Info Sheet


Bungalow Haven, the original workforce housing in Santa Barbara, a neighborhood of middle class individuals who have managed to get into the housing market and hold on, despite rising cost of living. We are nurses, lots of teachers, retired folks, self-employed artists, writers, a cabinet-maker, stay-at-home moms, we have a neighbor who drives to LA twice a week for his job at Disney, several long-time residents have moved away, turning their homes into rentals, others have become second houses for out-of-towners. We still have potlucks and block parties, and we do know our next-door neighbors--we welcome new neighbors, we don’t live in a museum, we don’t resist change, but we do resist destruction of a valuable resource. We consider ourselves stewards of our homes and our neighborhood and we’re deeply concerned about waste, and we have a responsibility to preserve and protect and fully participate in the process by asking questions and making sure they are answered fully and completely.


--On the Forefront of Neighborhood Preservation
--Participated in Innovative Traffic Calming measures
--Encourage other Neighborhoods to be Proactive Best Solution? No one doubts the need for reasonably priced housing for middle class workers, what many of us continue to doubt is that this is the best solution--particularly when there are other options that we don’t believe have been fully explored.
--Cottage’s parcel of land they were able to build adjacent to Goleta Valley hospital
--instead of selling off residential holdings, like the 12-unit apartment building on West Micheltorena Street they sold in September, perhaps that could have been converted into appropriate housing.
--Take a leadership role in turning offices back into housing. Look around at how many physicians have established their offices in houses. Wouldn’t it make sense to free up those houses for housing once again?
This project may just be a good idea whose time has come and gone. We question how one neighborhood can absorb the profound impacts of dropping a subdivision into its midst.
Impacts of a new neighborhood are not interchangeable with the hospital impacts. The extraordinary density is nothing like the single-family homes and small development nearby--City has agreed with us that it’s important to keep the character of the neighborhood intact, and has even gone so far as to designate an historic design district to protect the quality of the neighborhood.
Think of the history of St. Francis, of Santa Barbara:
The good sisters managed to re-build the hospital after it was leveled by the 1925 earthquake--I spoke with Sr. Sylvianne who told me, “Don’t you let them knock down that building!” what do we owe those who came before? Walk around St. Francis and look at the tile plaques honoring prominent families who donated so much money to the St. Francis Foundation over the years.
Example of Alice Keck Park Memorial Garden, if civic leaders had their way, there would be two 9-story condominiums on the site right now. That story inspires me.
St. Francis site is not just a vacant plot of land--maybe the institution couldn’t be saved, but surely there’s an important community benefit to keeping the building that was built to last--whether by adaptive re-use for housing, or even another use as an institution that would continue to benefit the community--like an elder care facility, or even a boutique medical center, as has been proposed by some physicians in town.
Compare impacts of 115 units (81 workforce and 34 luxury) on a turn-of the century neighborhood vs. 55 units proposed for State Street Lofts project unanimously voted down on State Street, the city’s main thoroughfare.
Social impacts concerns:
--must leave when they’re no longer employed, raising all sorts of questions, from retirement issues to who gets the unit in event of a divorce, what if an employee dies and leaves family behind or becomes unable to work--does the family then have to move out?


Adaptive reuse already in town:
--Samarkand was built as a boy’s school (Boyland), then luxury hotel, then health-care facility, now retirement home
--The mortuary on State Street being converted into a real estate office.
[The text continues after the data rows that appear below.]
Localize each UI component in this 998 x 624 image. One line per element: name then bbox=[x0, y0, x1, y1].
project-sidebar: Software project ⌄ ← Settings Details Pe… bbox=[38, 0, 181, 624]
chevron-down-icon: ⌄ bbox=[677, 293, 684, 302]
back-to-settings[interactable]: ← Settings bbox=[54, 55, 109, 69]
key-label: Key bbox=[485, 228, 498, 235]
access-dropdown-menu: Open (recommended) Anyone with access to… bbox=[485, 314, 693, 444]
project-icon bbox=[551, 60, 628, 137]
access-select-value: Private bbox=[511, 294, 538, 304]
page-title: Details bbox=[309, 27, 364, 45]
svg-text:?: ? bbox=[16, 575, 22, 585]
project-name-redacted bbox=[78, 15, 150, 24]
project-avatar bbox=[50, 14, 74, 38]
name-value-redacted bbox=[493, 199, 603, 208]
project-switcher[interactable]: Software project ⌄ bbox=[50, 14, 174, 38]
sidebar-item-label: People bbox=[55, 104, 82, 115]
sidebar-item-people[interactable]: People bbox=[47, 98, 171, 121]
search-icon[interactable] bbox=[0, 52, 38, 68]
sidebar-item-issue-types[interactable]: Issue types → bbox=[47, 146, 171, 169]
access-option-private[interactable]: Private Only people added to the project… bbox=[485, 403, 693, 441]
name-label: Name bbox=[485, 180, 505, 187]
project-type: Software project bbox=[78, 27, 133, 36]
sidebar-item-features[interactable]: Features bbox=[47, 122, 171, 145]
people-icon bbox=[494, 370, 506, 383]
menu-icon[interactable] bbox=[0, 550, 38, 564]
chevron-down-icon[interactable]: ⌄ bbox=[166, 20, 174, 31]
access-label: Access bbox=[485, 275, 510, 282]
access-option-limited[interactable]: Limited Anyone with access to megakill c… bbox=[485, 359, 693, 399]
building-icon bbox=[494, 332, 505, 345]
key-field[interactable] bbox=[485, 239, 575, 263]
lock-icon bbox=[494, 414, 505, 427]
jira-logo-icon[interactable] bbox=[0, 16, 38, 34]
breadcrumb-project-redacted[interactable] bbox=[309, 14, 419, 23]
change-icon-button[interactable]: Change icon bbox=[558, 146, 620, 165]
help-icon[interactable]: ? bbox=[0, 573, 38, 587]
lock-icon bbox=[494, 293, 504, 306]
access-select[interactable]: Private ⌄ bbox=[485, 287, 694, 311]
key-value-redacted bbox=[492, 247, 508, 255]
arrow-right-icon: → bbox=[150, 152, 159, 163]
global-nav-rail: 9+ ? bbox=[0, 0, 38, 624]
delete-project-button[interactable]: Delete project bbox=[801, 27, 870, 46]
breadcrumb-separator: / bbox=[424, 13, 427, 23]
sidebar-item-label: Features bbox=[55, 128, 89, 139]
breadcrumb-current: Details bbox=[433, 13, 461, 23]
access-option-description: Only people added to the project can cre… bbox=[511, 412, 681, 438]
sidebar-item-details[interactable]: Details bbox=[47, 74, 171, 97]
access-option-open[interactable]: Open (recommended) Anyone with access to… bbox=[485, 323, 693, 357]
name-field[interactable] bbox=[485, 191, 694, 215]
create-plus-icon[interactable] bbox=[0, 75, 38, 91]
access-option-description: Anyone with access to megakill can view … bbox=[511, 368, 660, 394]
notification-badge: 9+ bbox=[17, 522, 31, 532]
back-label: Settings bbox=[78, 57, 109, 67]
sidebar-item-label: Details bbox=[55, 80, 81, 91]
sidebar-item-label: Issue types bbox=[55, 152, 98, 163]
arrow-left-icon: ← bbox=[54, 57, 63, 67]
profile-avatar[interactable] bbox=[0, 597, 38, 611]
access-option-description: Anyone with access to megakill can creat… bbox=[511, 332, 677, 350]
If people can work where there was once a crematorium, can’t they live in what was once a hospital.
--Mel’s Bar was carefully saved when Paseo Nuevo was built!


Historic issue:
--there is a conflict of interest resolution in place in Santa Barbara.
--historian hired by Cottage Development Team is married to a highly placed physician at Cottage Hospital.
--this information was not disclosed to the Historic Landmarks Commission, the City Historian or prior to the acceptance of the Historic Structures Report--I discovered it during my reading of the Draft EIR


Health issues:
--Recent meeting, Cottage introduced a UCLA physician, Dr. Philip Harber, who spoke authoritatively about the possible health effects, and said, quote, “They have a serious problem on their hands.” He continued to speak about concerns particularly to those who already have an identified health issue.
--We have many elderly and children in the neighborhood who have respiratory issues now, including my own son
Recycling issue:
What’s the energy cost of the recycling all that material, especially when you add in the loss of the embedded energy in the hospital building. Look at all the parking places that are already there--we’re going to rip that out and put in new?